Crosses at Auschwitz removed

NEW YORK — Jewish groups are claiming victory in the latest battle at Auschwitz.

Under orders from the Polish government, eight crosses and 11 Stars of David were removed last week from the grounds of the Nazi death camp.

"This is a great achievement," said Kalman Sultanik, the vice president of the Auschwitz Museum Council, which is working to preserve the camp. "I think this will be a step in the improvement of Polish-Jewish relations."

The religious symbols were placed at the former Nazi death camp in 1983 by a Polish scouting group.

Jewish groups protested against the crosses, which had been placed on the "Field of Ashes," where Nazis buried the cremated remains of their victims.

"Auschwitz should remain a place where everyone should be able to go and identify with the place and have their own prayer," said Sultanik, who also is a vice president of the World Jewish Congress.

"If you start with religious symbols, there is no end."

The campaign to rid Auschwitz of the symbols gained steam last year, when the issue was raised by Elie Wiesel at a ceremony commemorating the 50th anniversary of a pogrom in the Polish town of Kielce.

According to Sultanik, the issue was formally raised at a January meeting of the museum council.
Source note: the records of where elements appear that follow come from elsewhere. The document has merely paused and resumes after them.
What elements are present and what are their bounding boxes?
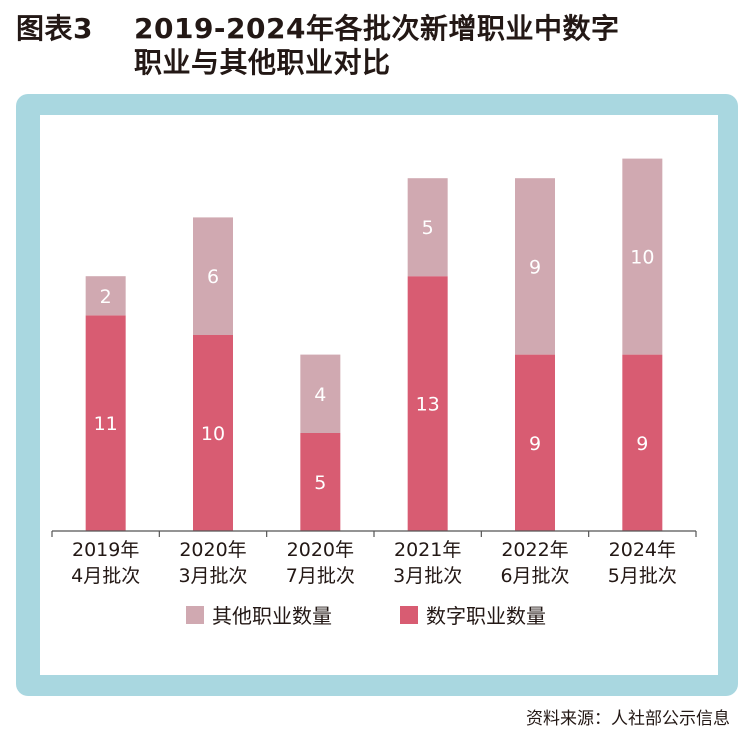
title-line-2: 职业与其他职业对比 <box>134 46 391 79</box>
x-tick-label-1-line-2: 4月批次 <box>71 565 140 587</box>
x-tick-label-2-line-2: 3月批次 <box>178 565 247 587</box>
bar-other-1 <box>85 276 126 316</box>
bar-other-5 <box>515 178 555 355</box>
bar-group: 11 2 10 6 5 4 13 5 9 9 9 10 <box>85 158 663 531</box>
x-tick-label-3-line-1: 2020年 <box>287 539 354 561</box>
bar-digital-2 <box>193 335 233 531</box>
data-label-other-3: 4 <box>314 384 326 406</box>
source-note: 资料来源：人社部公示信息 <box>526 709 730 729</box>
x-tick-label-1-line-1: 2019年 <box>72 539 139 561</box>
legend-swatch-2 <box>400 606 418 624</box>
bar-other-2 <box>193 217 233 335</box>
x-tick-label-4-line-2: 3月批次 <box>393 565 462 587</box>
legend-label-2: 数字职业数量 <box>426 604 546 628</box>
data-label-other-2: 6 <box>207 266 219 288</box>
chart-title: 图表3 2019-2024年各批次新增职业中数字 职业与其他职业对比 <box>16 12 619 80</box>
x-tick-label-4-line-1: 2021年 <box>394 539 461 561</box>
bar-digital-6 <box>622 354 663 531</box>
stacked-bar-chart: 11 2 10 6 5 4 13 5 9 9 9 10 2019年 4月批次 2020年 3月批次 2020年… <box>51 158 697 628</box>
x-tick-label-2-line-1: 2020年 <box>179 539 246 561</box>
title-line-1: 2019-2024年各批次新增职业中数字 <box>134 12 620 45</box>
data-label-digital-6: 9 <box>636 433 648 455</box>
x-tick-label-5-line-2: 6月批次 <box>500 565 569 587</box>
x-tick-label-6-line-2: 5月批次 <box>608 565 677 587</box>
bar-digital-1 <box>85 315 126 531</box>
x-axis: 2019年 4月批次 2020年 3月批次 2020年 7月批次 2021年 3月批次 2022… <box>51 530 697 587</box>
x-tick-label-3-line-2: 7月批次 <box>286 565 355 587</box>
legend-label-1: 其他职业数量 <box>212 604 332 628</box>
bar-other-6 <box>622 158 663 355</box>
data-label-digital-1: 11 <box>94 413 118 435</box>
chart-panel <box>40 115 718 675</box>
x-tick-label-6-line-1: 2024年 <box>609 539 676 561</box>
data-label-other-5: 9 <box>529 256 541 278</box>
data-label-digital-3: 5 <box>314 472 326 494</box>
legend-swatch-1 <box>186 606 204 624</box>
data-label-other-6: 10 <box>630 247 654 269</box>
bar-other-3 <box>300 354 341 433</box>
data-label-digital-4: 13 <box>416 394 440 416</box>
bar-digital-5 <box>515 354 555 531</box>
bar-digital-4 <box>407 276 448 531</box>
data-label-other-1: 2 <box>100 286 112 308</box>
data-label-other-4: 5 <box>422 217 434 239</box>
data-label-digital-2: 10 <box>201 423 225 445</box>
bar-other-4 <box>407 178 448 277</box>
figure-number: 图表3 <box>16 12 93 45</box>
bar-digital-3 <box>300 433 341 531</box>
data-label-digital-5: 9 <box>529 433 541 455</box>
legend: 其他职业数量 数字职业数量 <box>186 604 546 628</box>
x-tick-label-5-line-1: 2022年 <box>501 539 568 561</box>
The council voted at its October meeting to urge the Polish minister of culture to remove the symbols.

Worried about an anti-Semitic backlash, the council worked discreetly, making sure the Polish Roman Catholic Church did not object to removing the crosses, and then waiting until after the recent Polish elections to raise the issue with the new government.

The crosses have been given to a local church, and the stars of David will be given to a Jewish archive in the nearby city of Krakow.